Computing Binding Enthalpy Values

Formerly known as AMBER Advanced Tutorial 21: Host-Guest in Explicit Water Example

By Andrew T. Fenley and Michael K. Gilson

In this tutorial, we will learn how to use the AMBER simulation software package to compute precise binding enthalpies using explicit water molecular dynamics simulations. Here we focus on the guest B2 binding to the host CB7. However, while the example in this tutorial focuses on a host-guest system, the technique is directly applicable to protein-ligand systems although we caution that the such systems will require considerably more sampling to converge than the host-guest system in this tutorial. Additional details regarding the method of computing binding enthalpies are provided in Fenley et al.[1]. This tutorial also assumes familiarity with tleap and the preparation of small molecule structure files with partial charge information. (For additional details see Tutorial 4B.)

Method: The binding enthalpies are computed as follows:

ΔH = <H>complex + <H>pure water - <H>host - <H>guest

where <H>complex, <H>pure water, <H>host, and <H>guest are the Boltzmann averaged total potential energies for the complex, pure water, host, and guest simulations, respectively. The primary constraint of this calculation is maintaining the same number of atoms per force-field atom type between the bound set of simulations (complex and pure water) and the unbound set of simulations (host and guest). For example, the total number of waters between the bound and unbound sets of simulations must be exactly the same. This is easily achieved for small host-guest systems by setting the number of explicit waters to be the same in all simulations.

The approached described in this tutorial should work for any version of AMBER. However, due to the necessity of computing very long simulations (>500ns), we highly recommend any version of AMBER that supports GPU acceleration (pmemd.cuda). If GPUs are not available, we recommend using pmemd.

This tutorial consists of four sections:

1) section1: Creating the topology and input simulation files.

2) section2: Preparing the system by relaxing bad initial contacts, followed by heating and equilibration stages.

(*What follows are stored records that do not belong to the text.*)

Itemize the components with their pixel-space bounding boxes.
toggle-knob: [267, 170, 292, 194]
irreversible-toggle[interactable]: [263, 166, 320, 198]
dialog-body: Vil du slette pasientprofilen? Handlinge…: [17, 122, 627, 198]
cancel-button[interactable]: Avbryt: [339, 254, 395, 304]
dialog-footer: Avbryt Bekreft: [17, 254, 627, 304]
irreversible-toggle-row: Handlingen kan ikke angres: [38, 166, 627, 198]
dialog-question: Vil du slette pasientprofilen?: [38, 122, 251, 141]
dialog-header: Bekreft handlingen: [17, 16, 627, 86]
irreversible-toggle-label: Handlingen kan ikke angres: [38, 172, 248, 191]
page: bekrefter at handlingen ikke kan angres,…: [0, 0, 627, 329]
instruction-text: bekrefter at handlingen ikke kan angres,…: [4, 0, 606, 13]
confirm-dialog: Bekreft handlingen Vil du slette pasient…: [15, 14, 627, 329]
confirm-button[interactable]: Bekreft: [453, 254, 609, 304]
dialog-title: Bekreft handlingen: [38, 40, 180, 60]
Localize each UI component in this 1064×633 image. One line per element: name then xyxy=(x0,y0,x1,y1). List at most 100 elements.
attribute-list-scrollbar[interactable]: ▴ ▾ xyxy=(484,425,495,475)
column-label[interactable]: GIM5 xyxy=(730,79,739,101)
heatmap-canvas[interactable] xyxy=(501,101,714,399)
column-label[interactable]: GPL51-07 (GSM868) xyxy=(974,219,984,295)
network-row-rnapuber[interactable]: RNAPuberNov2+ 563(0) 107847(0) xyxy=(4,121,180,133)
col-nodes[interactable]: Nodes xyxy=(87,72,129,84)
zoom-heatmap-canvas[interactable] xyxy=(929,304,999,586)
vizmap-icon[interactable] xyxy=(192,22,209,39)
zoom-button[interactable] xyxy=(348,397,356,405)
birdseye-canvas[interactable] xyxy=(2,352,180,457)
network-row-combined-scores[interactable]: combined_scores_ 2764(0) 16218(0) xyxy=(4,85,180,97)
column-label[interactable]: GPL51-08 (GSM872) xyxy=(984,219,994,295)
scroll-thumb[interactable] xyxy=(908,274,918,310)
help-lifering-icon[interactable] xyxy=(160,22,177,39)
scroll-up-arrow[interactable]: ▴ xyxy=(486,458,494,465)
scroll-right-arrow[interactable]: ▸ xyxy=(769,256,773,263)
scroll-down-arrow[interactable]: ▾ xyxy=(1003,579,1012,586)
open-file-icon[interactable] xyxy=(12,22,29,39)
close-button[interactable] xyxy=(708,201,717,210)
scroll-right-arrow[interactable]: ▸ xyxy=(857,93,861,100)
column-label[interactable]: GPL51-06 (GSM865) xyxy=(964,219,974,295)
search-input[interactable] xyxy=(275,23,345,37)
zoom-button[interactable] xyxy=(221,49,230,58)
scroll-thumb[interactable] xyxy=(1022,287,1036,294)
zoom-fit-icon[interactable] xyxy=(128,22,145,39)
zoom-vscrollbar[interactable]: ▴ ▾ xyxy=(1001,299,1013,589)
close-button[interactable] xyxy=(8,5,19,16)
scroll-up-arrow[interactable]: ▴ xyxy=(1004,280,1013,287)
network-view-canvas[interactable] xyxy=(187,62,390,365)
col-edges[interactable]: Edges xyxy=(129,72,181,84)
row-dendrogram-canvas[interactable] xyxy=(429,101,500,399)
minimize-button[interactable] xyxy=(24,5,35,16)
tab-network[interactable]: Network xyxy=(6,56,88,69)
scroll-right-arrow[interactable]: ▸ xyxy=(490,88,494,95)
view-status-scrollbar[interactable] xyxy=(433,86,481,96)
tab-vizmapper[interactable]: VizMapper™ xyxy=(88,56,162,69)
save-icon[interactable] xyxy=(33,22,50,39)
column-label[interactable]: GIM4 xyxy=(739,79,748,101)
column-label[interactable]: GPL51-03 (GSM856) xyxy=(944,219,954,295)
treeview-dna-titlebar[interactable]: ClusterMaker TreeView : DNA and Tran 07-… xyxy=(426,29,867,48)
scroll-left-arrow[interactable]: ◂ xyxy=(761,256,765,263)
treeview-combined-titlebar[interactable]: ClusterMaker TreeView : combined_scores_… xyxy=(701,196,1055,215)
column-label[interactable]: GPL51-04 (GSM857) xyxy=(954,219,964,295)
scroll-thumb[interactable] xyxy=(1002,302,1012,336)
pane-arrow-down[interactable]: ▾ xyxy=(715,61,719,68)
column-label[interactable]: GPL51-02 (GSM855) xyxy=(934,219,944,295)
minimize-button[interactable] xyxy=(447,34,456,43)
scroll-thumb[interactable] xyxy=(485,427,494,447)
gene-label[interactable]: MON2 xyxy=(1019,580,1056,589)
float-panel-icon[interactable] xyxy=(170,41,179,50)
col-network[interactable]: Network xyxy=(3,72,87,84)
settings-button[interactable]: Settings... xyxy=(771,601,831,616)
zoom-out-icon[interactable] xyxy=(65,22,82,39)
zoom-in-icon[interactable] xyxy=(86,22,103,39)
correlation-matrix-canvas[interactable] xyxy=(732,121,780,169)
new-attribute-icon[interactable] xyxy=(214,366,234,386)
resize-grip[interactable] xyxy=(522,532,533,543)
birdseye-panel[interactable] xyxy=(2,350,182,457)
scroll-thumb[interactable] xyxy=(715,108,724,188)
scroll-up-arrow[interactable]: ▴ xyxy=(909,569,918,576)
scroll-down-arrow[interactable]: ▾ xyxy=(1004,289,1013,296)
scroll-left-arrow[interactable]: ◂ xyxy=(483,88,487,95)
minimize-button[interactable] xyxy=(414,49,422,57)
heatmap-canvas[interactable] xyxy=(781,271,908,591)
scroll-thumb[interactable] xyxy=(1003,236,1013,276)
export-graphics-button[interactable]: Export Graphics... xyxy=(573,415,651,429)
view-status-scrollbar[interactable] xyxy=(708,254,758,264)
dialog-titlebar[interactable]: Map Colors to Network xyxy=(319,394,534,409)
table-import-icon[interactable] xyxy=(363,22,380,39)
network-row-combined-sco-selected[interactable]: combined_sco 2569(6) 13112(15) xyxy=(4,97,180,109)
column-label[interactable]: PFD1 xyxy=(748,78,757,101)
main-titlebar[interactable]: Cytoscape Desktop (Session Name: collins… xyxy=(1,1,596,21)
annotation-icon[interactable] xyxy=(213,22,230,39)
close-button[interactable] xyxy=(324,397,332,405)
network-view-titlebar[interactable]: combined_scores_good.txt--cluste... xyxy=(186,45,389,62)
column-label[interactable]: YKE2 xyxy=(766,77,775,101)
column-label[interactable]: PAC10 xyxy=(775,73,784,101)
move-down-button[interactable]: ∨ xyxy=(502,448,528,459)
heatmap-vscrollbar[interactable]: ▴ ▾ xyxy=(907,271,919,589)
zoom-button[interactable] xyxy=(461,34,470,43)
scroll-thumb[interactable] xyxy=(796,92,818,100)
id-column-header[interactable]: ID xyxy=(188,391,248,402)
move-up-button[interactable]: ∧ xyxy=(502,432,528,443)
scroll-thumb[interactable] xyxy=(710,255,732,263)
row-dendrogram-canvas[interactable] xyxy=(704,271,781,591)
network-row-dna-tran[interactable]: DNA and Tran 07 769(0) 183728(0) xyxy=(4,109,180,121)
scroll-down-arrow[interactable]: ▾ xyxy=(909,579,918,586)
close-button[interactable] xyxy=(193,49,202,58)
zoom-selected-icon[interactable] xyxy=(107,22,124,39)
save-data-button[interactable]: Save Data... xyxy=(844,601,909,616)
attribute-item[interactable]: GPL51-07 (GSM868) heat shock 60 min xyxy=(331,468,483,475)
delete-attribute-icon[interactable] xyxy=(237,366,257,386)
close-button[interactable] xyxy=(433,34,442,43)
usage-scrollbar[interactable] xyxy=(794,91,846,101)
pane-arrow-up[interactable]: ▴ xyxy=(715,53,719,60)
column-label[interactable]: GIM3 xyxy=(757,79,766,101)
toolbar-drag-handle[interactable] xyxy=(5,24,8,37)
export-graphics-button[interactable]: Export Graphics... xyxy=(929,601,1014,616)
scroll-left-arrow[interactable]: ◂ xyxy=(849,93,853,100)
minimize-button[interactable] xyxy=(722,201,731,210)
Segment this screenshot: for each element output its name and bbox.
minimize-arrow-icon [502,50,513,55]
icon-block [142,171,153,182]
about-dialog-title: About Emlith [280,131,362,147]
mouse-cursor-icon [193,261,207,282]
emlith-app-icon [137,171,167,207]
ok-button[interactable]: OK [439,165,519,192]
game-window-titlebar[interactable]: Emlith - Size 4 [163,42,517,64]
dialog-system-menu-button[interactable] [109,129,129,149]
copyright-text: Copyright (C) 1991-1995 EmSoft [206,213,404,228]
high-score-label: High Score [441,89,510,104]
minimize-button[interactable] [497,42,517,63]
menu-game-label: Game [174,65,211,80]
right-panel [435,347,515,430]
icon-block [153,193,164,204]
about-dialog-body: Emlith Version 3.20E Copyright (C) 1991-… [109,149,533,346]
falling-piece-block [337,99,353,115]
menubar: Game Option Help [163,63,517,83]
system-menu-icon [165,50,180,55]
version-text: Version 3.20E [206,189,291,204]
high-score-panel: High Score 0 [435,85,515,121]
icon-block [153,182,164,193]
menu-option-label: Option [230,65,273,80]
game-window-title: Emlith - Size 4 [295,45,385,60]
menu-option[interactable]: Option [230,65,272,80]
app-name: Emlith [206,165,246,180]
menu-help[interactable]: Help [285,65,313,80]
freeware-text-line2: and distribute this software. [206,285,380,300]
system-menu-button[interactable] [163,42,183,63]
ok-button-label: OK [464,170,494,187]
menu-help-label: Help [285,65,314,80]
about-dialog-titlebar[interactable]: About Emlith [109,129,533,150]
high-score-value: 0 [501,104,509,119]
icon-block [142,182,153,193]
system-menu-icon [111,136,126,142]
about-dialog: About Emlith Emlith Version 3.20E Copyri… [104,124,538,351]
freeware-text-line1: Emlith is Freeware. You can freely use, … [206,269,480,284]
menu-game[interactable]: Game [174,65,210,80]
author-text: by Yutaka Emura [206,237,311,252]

3) section3: Running the production simulations.

4) section4: Computing the binding enthalpy and estimating the uncertainty of the value.

4) section5: Potential pitfalls in computing binding enthalpies.


CLICK HERE TO GO TO SECTION 1


References

[1] Andrew T. Fenley, Niel M. Henriksen, Hari S. Muddana, and Michael K. Gilson, "Bridging Calorimetry and Simulation Through Precise Calculations of Cucurbituril-Guest Binding Enthalpies", J. Chem. Theory Comput., 2014, in press.


(Note: These tutorials are meant to provide illustrative examples of how to use the AMBER software suite to carry out simulations that can be run on a simple workstation in a reasonable period of time. They do not necessarily provide the optimal choice of parameters or methods for the particular application area.)